Friday, September 02, 2011
Chairman Martin on The Mall
The Martin Luther King Monument is Stalinesque with a strong reference of something from the Upper Nile with a hint of a Sphinx like behind. It is awful. It was designed and carved in China. Why?
Edward Rothstein in the New York Times.
"As for the portrait of Dr. King, it seems to have been based on a photograph by Bob Fitch that shows him with crossed arms, engrossed in thought. But here, the crossing of arms is a sign of something else: determination, perhaps. Or command. Monumental, not human.
"And the mound’s isolation from any other tall objects, its enormity and Dr. King’s posture all conspire to make him seem an authoritarian figure, emerging full-grown from the rock’s chiseled surface, at one with the ancient forces of nature, seeming to claim their authority as his. You don’t come here to commune with him, let alone to attend to the ideas the memorial’s Web site insists are latent here: “democracy, justice, hope and love.” You come to tilt your head back and follow; he, clearly, has his mind elsewhere.

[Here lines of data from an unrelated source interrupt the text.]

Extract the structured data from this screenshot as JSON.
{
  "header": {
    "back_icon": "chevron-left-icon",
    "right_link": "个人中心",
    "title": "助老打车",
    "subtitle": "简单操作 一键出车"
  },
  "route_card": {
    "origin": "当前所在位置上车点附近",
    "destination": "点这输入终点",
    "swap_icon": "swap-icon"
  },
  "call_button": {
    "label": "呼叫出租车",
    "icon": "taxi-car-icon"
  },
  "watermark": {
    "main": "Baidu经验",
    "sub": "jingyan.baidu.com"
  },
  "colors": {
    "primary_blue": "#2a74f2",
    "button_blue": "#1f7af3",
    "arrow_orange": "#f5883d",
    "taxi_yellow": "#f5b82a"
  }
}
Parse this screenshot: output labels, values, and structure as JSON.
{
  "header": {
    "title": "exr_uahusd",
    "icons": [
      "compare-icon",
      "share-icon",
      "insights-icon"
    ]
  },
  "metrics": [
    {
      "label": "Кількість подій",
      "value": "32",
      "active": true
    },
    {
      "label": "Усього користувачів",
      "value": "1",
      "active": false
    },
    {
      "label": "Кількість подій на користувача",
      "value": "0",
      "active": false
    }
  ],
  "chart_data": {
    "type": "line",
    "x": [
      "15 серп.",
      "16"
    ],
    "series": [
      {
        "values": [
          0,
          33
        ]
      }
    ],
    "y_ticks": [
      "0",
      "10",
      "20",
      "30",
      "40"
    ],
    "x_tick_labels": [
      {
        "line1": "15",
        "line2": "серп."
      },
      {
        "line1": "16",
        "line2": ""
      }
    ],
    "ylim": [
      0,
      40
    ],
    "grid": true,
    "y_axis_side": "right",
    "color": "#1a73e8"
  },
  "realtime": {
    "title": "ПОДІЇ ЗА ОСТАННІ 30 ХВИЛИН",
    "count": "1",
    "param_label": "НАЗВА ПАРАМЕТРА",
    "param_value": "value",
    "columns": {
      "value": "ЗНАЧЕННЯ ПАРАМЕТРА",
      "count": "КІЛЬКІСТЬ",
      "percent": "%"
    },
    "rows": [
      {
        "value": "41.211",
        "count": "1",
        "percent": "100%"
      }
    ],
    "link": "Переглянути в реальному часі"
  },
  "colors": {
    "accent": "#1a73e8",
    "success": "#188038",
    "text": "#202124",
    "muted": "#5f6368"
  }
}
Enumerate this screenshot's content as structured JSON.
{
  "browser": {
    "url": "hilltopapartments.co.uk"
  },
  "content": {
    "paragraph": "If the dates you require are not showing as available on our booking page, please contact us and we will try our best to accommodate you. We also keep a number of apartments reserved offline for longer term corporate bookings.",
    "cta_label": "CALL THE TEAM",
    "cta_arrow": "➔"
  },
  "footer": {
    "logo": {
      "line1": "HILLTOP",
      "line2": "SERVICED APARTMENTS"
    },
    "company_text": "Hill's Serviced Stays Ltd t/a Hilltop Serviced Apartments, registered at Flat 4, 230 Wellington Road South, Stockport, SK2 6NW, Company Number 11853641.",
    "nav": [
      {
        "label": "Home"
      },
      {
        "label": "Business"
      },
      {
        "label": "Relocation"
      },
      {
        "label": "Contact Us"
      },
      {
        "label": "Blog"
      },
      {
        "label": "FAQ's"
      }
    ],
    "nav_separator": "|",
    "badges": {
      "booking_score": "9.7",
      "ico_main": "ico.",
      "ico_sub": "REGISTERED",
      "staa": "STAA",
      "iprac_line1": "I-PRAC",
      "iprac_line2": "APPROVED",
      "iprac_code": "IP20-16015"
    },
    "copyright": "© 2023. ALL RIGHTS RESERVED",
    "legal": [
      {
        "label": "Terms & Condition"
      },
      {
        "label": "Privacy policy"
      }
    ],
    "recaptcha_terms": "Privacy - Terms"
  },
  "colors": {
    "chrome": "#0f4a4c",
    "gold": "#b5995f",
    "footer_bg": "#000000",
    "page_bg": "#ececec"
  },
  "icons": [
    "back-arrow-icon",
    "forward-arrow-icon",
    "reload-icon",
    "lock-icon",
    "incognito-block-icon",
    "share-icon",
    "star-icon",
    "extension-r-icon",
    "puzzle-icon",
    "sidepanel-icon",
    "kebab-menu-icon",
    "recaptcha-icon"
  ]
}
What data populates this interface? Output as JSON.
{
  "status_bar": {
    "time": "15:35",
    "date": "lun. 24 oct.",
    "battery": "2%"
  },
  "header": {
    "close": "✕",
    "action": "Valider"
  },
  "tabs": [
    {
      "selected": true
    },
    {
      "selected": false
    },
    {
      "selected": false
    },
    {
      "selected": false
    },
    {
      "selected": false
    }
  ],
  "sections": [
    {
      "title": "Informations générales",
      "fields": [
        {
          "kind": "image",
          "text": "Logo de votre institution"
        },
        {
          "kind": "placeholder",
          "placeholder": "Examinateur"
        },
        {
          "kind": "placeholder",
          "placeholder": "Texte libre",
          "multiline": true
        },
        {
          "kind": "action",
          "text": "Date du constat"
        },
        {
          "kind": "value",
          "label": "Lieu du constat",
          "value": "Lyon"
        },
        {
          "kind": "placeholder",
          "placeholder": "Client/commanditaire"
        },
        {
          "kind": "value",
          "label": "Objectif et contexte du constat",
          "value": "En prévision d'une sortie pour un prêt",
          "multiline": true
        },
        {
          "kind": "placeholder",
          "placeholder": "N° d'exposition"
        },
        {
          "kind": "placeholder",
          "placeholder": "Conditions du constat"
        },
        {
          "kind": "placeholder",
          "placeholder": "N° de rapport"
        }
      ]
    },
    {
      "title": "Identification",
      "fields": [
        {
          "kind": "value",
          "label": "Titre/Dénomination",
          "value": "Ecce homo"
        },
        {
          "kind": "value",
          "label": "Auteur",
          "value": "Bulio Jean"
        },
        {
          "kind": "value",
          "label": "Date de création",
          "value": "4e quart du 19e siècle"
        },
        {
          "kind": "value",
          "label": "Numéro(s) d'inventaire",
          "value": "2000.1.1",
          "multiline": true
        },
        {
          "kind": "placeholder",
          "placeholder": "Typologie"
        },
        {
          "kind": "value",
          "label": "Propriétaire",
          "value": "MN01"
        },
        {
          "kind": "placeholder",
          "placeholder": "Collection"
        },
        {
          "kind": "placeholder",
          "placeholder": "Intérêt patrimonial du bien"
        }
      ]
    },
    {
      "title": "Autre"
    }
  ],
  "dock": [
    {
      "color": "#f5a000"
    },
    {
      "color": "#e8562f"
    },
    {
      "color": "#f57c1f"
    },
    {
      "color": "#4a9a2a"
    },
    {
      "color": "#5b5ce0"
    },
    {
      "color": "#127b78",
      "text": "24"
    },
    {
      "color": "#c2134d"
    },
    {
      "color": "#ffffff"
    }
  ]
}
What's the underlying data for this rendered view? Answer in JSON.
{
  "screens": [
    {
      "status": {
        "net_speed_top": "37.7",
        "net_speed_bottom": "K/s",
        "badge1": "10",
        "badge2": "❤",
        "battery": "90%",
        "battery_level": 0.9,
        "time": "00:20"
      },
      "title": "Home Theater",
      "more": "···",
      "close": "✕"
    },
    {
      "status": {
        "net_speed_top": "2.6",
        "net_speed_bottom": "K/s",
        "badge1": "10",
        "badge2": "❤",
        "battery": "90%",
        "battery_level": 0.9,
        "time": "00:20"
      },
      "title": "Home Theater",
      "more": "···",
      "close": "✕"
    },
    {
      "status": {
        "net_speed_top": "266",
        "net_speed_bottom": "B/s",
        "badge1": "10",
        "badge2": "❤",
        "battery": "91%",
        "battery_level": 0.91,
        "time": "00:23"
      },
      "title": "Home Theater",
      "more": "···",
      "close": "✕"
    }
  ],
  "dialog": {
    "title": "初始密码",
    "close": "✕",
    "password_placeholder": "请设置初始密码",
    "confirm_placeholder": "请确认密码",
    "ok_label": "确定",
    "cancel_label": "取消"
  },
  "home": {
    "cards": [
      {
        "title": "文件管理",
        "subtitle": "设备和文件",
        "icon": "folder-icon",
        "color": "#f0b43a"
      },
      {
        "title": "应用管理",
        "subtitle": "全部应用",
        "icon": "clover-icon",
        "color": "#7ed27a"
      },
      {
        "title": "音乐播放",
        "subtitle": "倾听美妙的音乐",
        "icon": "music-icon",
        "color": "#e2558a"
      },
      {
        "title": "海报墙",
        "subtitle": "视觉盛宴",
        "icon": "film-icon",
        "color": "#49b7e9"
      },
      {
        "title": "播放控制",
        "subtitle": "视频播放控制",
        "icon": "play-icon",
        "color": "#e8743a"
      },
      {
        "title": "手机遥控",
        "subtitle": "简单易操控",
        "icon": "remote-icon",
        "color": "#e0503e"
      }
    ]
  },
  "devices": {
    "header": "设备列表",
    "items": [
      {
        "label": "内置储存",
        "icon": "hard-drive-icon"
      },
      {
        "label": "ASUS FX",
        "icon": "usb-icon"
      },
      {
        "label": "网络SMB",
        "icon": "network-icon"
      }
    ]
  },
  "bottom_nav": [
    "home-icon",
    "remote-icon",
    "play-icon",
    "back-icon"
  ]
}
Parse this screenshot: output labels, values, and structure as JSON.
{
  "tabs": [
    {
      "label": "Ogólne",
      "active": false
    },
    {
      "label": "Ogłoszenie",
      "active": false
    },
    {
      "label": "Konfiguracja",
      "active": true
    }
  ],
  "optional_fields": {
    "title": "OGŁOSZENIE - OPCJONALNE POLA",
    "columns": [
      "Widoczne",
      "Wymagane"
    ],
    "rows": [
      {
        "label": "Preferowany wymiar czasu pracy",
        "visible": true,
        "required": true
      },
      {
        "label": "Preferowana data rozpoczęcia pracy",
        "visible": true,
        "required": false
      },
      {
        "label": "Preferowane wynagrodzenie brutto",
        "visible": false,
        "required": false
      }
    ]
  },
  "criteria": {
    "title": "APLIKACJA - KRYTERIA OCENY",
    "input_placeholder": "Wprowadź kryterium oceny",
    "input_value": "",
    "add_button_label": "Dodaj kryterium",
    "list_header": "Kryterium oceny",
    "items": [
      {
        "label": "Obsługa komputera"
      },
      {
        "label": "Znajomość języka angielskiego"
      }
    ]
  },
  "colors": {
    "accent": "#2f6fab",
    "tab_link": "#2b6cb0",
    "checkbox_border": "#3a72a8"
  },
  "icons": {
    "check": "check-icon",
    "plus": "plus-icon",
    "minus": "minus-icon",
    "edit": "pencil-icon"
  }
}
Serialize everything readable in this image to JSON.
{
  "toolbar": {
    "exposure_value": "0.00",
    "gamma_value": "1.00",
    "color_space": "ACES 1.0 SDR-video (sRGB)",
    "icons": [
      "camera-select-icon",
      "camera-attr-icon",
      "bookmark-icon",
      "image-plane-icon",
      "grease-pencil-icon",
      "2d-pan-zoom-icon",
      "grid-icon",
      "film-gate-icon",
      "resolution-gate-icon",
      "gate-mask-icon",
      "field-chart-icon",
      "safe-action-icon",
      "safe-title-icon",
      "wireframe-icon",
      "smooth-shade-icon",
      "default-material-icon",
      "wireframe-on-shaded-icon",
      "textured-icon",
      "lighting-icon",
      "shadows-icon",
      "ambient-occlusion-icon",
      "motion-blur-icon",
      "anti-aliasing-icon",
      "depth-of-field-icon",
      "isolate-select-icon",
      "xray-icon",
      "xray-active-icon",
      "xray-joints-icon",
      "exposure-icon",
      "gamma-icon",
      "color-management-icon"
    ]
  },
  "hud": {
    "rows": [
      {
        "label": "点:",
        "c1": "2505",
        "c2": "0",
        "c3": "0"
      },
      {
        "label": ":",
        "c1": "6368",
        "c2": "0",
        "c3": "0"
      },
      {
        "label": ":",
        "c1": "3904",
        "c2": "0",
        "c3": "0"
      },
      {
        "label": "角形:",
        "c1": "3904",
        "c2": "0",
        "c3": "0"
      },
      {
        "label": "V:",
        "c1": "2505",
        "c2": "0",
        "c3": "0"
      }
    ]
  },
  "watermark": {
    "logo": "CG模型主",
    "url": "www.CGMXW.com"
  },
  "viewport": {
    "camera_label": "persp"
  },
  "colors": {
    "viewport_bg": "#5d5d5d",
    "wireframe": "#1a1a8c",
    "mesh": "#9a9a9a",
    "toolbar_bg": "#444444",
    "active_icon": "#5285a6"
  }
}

"The failure may also have a larger cause. Many recent memorials proliferating along the Mall have trivialized or mischaracterized their subjects. The World War II memorial seems almost phony, with its artificial allusions to antiquity; the Roosevelt Memorial diminishes that president and even implies that he was a pacifist (featuring his words “I hate war”) instead of a wartime leader responsible for building up the “arsenal of democracy.” Why shouldn’t King, too, be misread -- turning the minister into a warrior or a ruler, as if caricaturing or trying too hard to resemble his company on the Mall?"